Interpretive concerns
The authors question our clinical approach which was (partly) relying on the findings of our own and other studies, in particular with regard to social transitioning in early childhood.
As described elsewhere by others (Byne et al., 2012; Drescher, 2013), the clinical approach in the counseling of pre-pubertal children in the Netherlands has always been primarily focusing on treating the co-existing problems and only monitoring the gender development of the children. However, such a summary is too limited and incomplete. Besides interventions that focus on the co-existing problems of the child and/or the family, we focused, among other things, on helping parents and the child to bear the uncertainty of the child’s psychosexual outcome, provide psychoeducation to help the child and the family to make balanced decisions regarding topics such as the child’s coming out or early social transitioning. In these discussions the child always had an important voice in the decisions that were made. We encouraged parents to support the child’s gender experience, while at the same time helping the child to deal with complex issues in their lives. However, the chance that the desire for a medical transition may desist in the future was a topic of discussion as well and something that had to be included in the decisions. Parents were encouraged to provide enough space for their child to explore their gender dysphoric feelings, while at the same time keeping all future outcomes open (e.g., de Vries & Cohen-Kettenis, 2012; Ristori & Steensma, 2016).
With regard to the topic of social transitioning, one should bear in mind that before the year 2000 we only saw one pre-pubertal child who desired a social transition and the number only slowly increased in the next few years (Steensma & Cohen-Kettenis, 2011). By listening closely to the children and their families, these children were not frustrated in their desire.
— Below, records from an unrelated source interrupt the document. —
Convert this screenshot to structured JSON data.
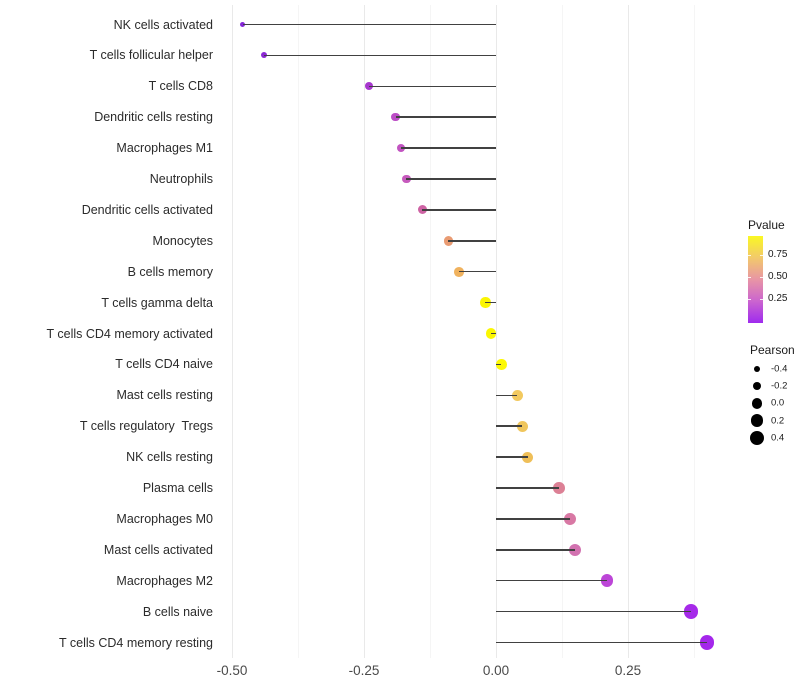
{
  "chart_data": {
    "type": "scatter",
    "variant": "lollipop",
    "title": "",
    "xlabel": "",
    "ylabel": "",
    "categories": [
      "NK cells activated",
      "T cells follicular helper",
      "T cells CD8",
      "Dendritic cells resting",
      "Macrophages M1",
      "Neutrophils",
      "Dendritic cells activated",
      "Monocytes",
      "B cells memory",
      "T cells gamma delta",
      "T cells CD4 memory activated",
      "T cells CD4 naive",
      "Mast cells resting",
      "T cells regulatory  Tregs",
      "NK cells resting",
      "Plasma cells",
      "Macrophages M0",
      "Mast cells activated",
      "Macrophages M2",
      "B cells naive",
      "T cells CD4 memory resting"
    ],
    "series": [
      {
        "name": "Pearson",
        "values": [
          -0.48,
          -0.44,
          -0.24,
          -0.19,
          -0.18,
          -0.17,
          -0.14,
          -0.09,
          -0.07,
          -0.02,
          -0.01,
          0.01,
          0.04,
          0.05,
          0.06,
          0.12,
          0.14,
          0.15,
          0.21,
          0.37,
          0.4
        ]
      }
    ],
    "point_colors": [
      "#8526D8",
      "#8B28D4",
      "#A737CE",
      "#BC4EC6",
      "#C254C1",
      "#C65ABD",
      "#CE63A4",
      "#E99B72",
      "#F0B25E",
      "#FBF502",
      "#FBF702",
      "#FCF805",
      "#F2C95F",
      "#F0C65D",
      "#EFBF58",
      "#DC8095",
      "#D878A4",
      "#D272B0",
      "#BC45D7",
      "#A62AE9",
      "#A427EB"
    ],
    "stem_color": "#414141",
    "xlim": [
      -0.55,
      0.45
    ],
    "x_ticks": [
      -0.5,
      -0.25,
      0.0,
      0.25
    ],
    "x_tick_labels": [
      "-0.50",
      "-0.25",
      "0.00",
      "0.25"
    ],
    "x_minor_ticks": [
      -0.375,
      -0.125,
      0.125,
      0.375
    ],
    "grid": "vertical major and minor gridlines, no axis lines, white background",
    "legend_position": "right",
    "legend": {
      "pvalue": {
        "title": "Pvalue",
        "tick_labels": [
          "0.75",
          "0.50",
          "0.25"
        ],
        "gradient_top_to_bottom": [
          "#FAF823",
          "#F2C96B",
          "#E895A5",
          "#CB64CF",
          "#9F2BEE"
        ]
      },
      "pearson": {
        "title": "Pearson",
        "size_labels": [
          "-0.4",
          "-0.2",
          "0.0",
          "0.2",
          "0.4"
        ],
        "dot_color": "#000000"
      }
    }
  }
}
Instead we gave support as well as advice based on what we knew about these children as a group. We certainly did not advertise that transitioning was good for all gender variant children, but stressed that such decisions should be personalized. We felt that the safest modus was to leave all possibilities open, irrespective of transitioning. For most children the situation changed dramatically when they approached puberty. Some were no longer interested in anything related to gender variance, some remained hesitant, whereas others intensified their contact with the clinic because they desired to proceed with medical interventions. As a high percentage did not stay with us for medical care we were quite careful not to impose any (gender) pathway. Recently the number of children who already had transitioned at their first visit to the clinic has exploded (Steensma & Cohen-Kettenis, 2011). For these families the question of whether or not the child should transition is obsolete.

Conclusion
Having responded to the many comments of Temple Newhook and colleagues we want to stress that we do not consider the methodology used in our studies as optimal (as previously indicated and discussed by ourselves in Ristori & Steensma, 2016), or that the terminology used in our communications is always ideal. As shown, it may lead to confusion and wrong inferences. We also agree that the persistence/desistence terms suggest or even induce binary thinking. In the last few years many terms in our field have changed. Evidently, we need to look for better terms covering the various possible outcomes and better indicating possible fluidity in the “desisting” group.
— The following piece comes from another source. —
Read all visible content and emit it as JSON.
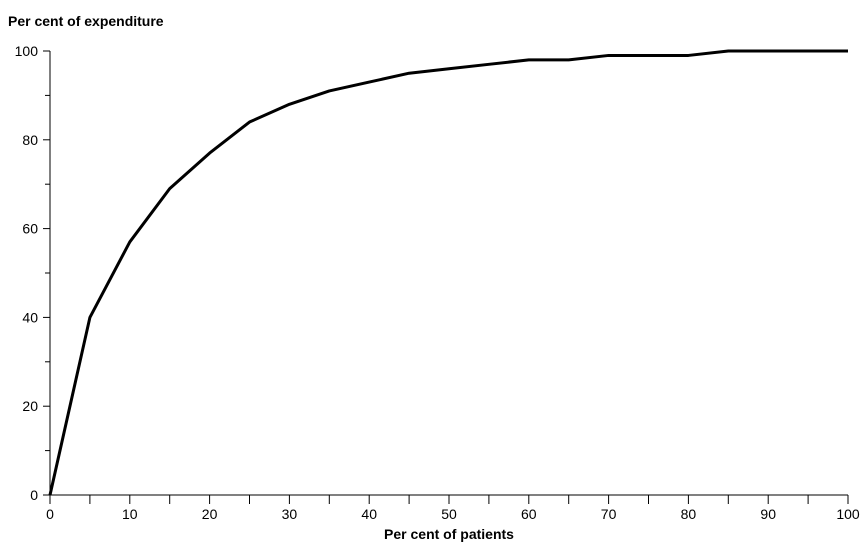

We, however, very much regret that our careful search for optimal care of the gender variant child by trying to gain more insight in the development of this group is taken for unethical behavior. Instead of polarization and accusations that can be read so often in the literature, collaboration in gathering more (and better) information about the development of gender variant children in different social contexts will better serve the quality of life of transgender children. Children and their families do not need arguing clinicians, but responsible care that is based on good evidence.

Declaration of conflict of interest

The authors have no conflict of interest to declare.